Nicola Valluzzi, Sindaco di Castelmezzano

“Accantonata l’inevitabile soluzione di un’unica pluriclasse prima/terza media, si è deciso – ha continuato Valluzzi – di anticipare gli eventi, provando a valorizzare la vicinanza del capoluogo di regione, già centro di aggregazione scolastica di riferimento per i livelli superiori dell’istruzione pubblica e collegato a Castelmezzano dai mezzi del trasporto pubblico extraurbano. Una scelta necessaria, utile ad evitare duplicazioni di costi e nuovi servizi di trasporto insostenibili per il bilancio di un piccolo comune ma anche per quello della Regione Basilicata. I tre studenti sono stati iscritti, come si diceva,  alla scuola media “Busciolano” di Potenza ed il comune di Castelmezzano si farà carico dei costi dell’abbonamento per il trasporto, garantendo al contempo un adeguato servizio di custodia, assistenza e vigilanza degli alunni durante il viaggio, all’entrata e all’uscita da scuola. Il servizio di vigilanza, già affidato ad una cooperativa sociale specializzata nell’assistenza ai minori, si avvarrà a sua volta di accompagnatori esclusivi: le mamme disoccupate degli stessi allievi.

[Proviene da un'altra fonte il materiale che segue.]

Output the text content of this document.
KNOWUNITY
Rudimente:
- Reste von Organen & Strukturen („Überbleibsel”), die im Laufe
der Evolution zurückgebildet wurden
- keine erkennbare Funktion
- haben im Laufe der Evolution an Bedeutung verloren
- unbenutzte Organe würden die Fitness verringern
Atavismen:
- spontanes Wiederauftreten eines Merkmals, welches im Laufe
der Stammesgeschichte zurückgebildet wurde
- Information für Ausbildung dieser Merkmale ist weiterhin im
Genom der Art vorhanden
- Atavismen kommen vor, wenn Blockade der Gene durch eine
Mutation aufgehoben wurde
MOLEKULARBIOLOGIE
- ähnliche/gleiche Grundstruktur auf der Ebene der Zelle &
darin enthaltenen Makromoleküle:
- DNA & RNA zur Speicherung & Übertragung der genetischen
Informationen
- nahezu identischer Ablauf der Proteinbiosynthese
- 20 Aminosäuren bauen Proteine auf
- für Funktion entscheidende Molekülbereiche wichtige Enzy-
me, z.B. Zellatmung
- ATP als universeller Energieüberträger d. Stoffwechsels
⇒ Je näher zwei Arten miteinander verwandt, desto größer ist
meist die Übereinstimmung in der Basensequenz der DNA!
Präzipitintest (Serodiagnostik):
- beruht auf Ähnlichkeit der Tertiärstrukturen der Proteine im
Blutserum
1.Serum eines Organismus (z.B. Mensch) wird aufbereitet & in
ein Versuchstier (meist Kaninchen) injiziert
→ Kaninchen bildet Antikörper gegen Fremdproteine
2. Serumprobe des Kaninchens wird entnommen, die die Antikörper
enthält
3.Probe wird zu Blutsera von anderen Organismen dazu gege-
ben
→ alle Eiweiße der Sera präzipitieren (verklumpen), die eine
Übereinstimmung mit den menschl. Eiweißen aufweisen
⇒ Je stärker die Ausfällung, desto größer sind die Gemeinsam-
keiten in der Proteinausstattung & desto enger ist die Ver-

Il progetto, del valore economico di circa 14 mila euro, inserito nel Piano comunale di diritto allo studio, sarà cofinanziato dall’assessorato alle Politiche di Sviluppo, Lavoro, Formazione e Ricerca della Regione Basilicata. Si intende, in tal modo, sperimentare nuove soluzioni ad una crisi demografica delle aree interne, mai adeguatamente affrontata, esplorando altre strade per superare diseguaglianze ambientali e sociali e garantire effettività al diritto allo studio”.
“Consapevoli della difficile tenuta del sistema educativo e formativo nei piccoli centri dell’Appennino italiano – ha concluso Valluzzi – dobbiamo provare a tracciare una diversa linea nell’organizzazione della rete scolastica territoriale e dei modelli didattici fin qui proposti, precorrendo i tempi, anticipando gli sviluppi e, se possibile, mitigando disagi a ragazzi e famiglie”.